Deux ans après la mise en œuvre de la Recommandation 2022 R 01, l’Autorité de contrôle prudentiel et de résolution (ACPR) publie un bilan du traitement des réclamations dans les secteurs bancaire et assurantiel.
Si les dispositifs ont globalement gagné en rapidité
et en efficacité, l’Autorité pointe des marges de progrès, notamment dans la
qualité de l’information délivrée aux clients et dans la lisibilité des voies
de recours.
La Recommandation
visait à simplifier le parcours des réclamants et à garantir une réponse sous
deux mois, avec des délais plus courts pour les réclamations liées aux services
de paiement. Ces exigences ont poussé de nombreux établissements à revoir leur
organisation : la plupart permettent désormais l’accès direct au médiateur à
l’issue de la première réponse, sans imposer un deuxième niveau de réclamation,
et certains groupes traitent les réclamations complexes via des cellules
spécialisées. Résultat : plus de 70 % des réclamations reçoivent une réponse en
moins de 30 jours.
Mais l’ACPR relève
aussi des pratiques contestables. Les délais légaux de réclamation portant sur
les services de paiement, plus courts, ne sont en majorité pas respectés.
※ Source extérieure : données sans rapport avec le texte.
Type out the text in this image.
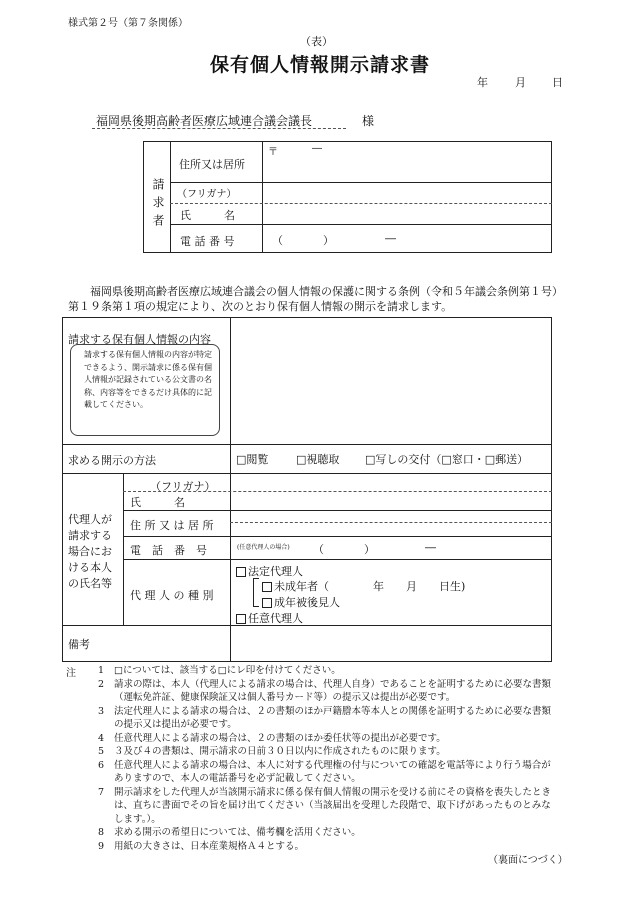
様式第２号（第７条関係）
（表）
保有個人情報開示請求書
年 月 日
福岡県後期高齢者医療広域連合議会議長	様
請求者
住所又は居所
〒	―
（フリガナ）
氏　　　名
電 話 番 号	（	）	―
福岡県後期高齢者医療広域連合議会の個人情報の保護に関する条例（令和５年議会条例第１号）第１９条第１項の規定により、次のとおり保有個人情報の開示を請求します。
請求する保有個人情報の内容
請求する保有個人情報の内容が特定できるよう、開示請求に係る保有個人情報が記録されている公文書の名称、内容等をできるだけ具体的に記載してください。
求める開示の方法	□閲覧	□視聴取 □写しの交付（□窓口・□郵送）
代理人が請求する場合における本人の氏名等
（フリガナ）
氏　　　名
住 所 又 は 居 所
電　話　番　号	(任意代理人の場合) （	）	―
代 理 人 の 種 別
法定代理人
未成年者（　　　　年　　月　　日生)
成年被後見人
任意代理人
備考
注	1	□については、該当する□にレ印を付けてください。
2	請求の際は、本人（代理人による請求の場合は、代理人自身）であることを証明するために必要な書類（運転免許証、健康保険証又は個人番号カード等）の提示又は提出が必要です。
3	法定代理人による請求の場合は、２の書類のほか戸籍謄本等本人との関係を証明するために必要な書類の提示又は提出が必要です。
4	任意代理人による請求の場合は、２の書類のほか委任状等の提出が必要です。
5	３及び４の書類は、開示請求の日前３０日以内に作成されたものに限ります。
6	任意代理人による請求の場合は、本人に対する代理権の付与についての確認を電話等により行う場合がありますので、本人の電話番号を必ず記載してください。
7	開示請求をした代理人が当該開示請求に係る保有個人情報の開示を受ける前にその資格を喪失したときは、直ちに書面でその旨を届け出てください（当該届出を受理した段階で、取下げがあったものとみなします。）。
8	求める開示の希望日については、備考欄を活用ください。
9	用紙の大きさは、日本産業規格Ａ４とする。
（裏面につづく）
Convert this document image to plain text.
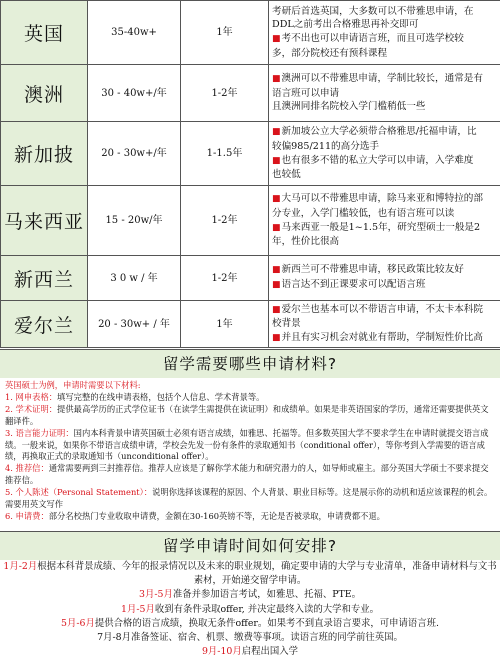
英国	35-40w+	1年	考研后首选英国，大多数可以不带雅思申请，在
DDL之前考出合格雅思再补交即可
■考不出也可以申请语言班，而且可选学校较
多，部分院校还有预科课程

澳洲	30 - 40w+/年	1-2年	■澳洲可以不带雅思申请，学制比较长，通常是有
语言班可以申请
且澳洲同排名院校入学门槛稍低一些

新加披	20 - 30w+/年	1-1.5年	■新加坡公立大学必须带合格雅思/托福申请，比
较偏985/211的高分选手
■也有很多不错的私立大学可以申请，入学难度
也较低

马来西亚	15 - 20w/年	1-2年	■大马可以不带雅思申请，除马来亚和博特拉的部
分专业，入学门槛较低，也有语言班可以读
■马来西亚一般是1~1.5年，研究型硕士一般是2
年，性价比很高

新西兰	3 0 w / 年	1-2年	■新西兰可不带雅思申请，移民政策比较友好
■语言达不到正课要求可以配语言班

爱尔兰	20 - 30w+ / 年	1年	■爱尔兰也基本可以不带语言申请，不太卡本科院
校背景
■并且有实习机会对就业有帮助，学制短性价比高
留学需要哪些申请材料?

英国硕士为例，申请时需要以下材料:

1. 网申表格：填写完整的在线申请表格，包括个人信息、学术背景等。

2. 学术证明：提供最高学历的正式学位证书（在读学生需提供在读证明）和成绩单。如果是非英语国家的学历，通常还需要提供英文翻译件。

3. 语言能力证明：国内本科背景申请英国硕士必须有语言成绩，如雅思、托福等。但多数英国大学不要求学生在申请时就提交语言成绩。一般来说，如果你不带语言成绩申请，学校会先发一份有条件的录取通知书（conditional offer），等你考到入学需要的语言成绩，再换取正式的录取通知书（unconditional offer）。

4. 推荐信：通常需要两到三封推荐信。推荐人应该是了解你学术能力和研究潜力的人，如导师或雇主。部分英国大学硕士不要求提交推荐信。

5. 个人陈述（Personal Statement）：说明你选择该课程的原因、个人背景、职业目标等。这是展示你的动机和适应该课程的机会。需要用英文写作

6. 申请费：部分名校热门专业收取申请费，金额在30-160英镑不等，无论是否被录取，申请费都不退。

留学申请时间如何安排?

1月-2月根据本科背景成绩、今年的报录情况以及未来的职业规划，确定要申请的大学与专业清单，准备申请材料与文书素材，开始递交留学申请。

3月-5月准备并参加语言考试，如雅思、托福、PTE。

1月-5月收到有条件录取offer, 并决定最终入读的大学和专业。

5月-6月提供合格的语言成绩，换取无条件offer。如果考不到直录语言要求，可申请语言班.

7月-8月准备签证、宿舍、机票、缴费等事项。读语言班的同学前往英国。

9月-10月启程出国入学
Plusieurs acteurs publient sur leur site internet des informations ambiguës
laissant croire qu’un second niveau de traitement est obligatoire avant
médiation, alors qu’il ne l’est pas. Les accusés de réception sont parfois
incomplets, notamment pour les services de paiement où les délais légaux ne
sont pas mentionnés. Enfin, les synthèses annuelles adressées aux instances
dirigeantes, trop sommaires, ne permettent pas d’évaluer finement l’efficacité
des dispositifs.
Dans le secteur de
l’assurance, le traitement des réclamations, lorsqu’il est confié à des
délégataires de gestion, constitue un point d’attention particulier. Les
assureurs disposent encore d’une visibilité insuffisante sur les pratiques de
leurs partenaires et reçoivent des reportings trop hétérogènes pour disposer
d’une vision fiable de ce qui est réellement traité pour leur compte.
L’ACPR appelle donc les acteurs à poursuivre les améliorations engagées, en particulier sur la cohérence de l’information fournie aux clients, le respect des délais spécifiques aux services de paiement et la qualité du suivi interne.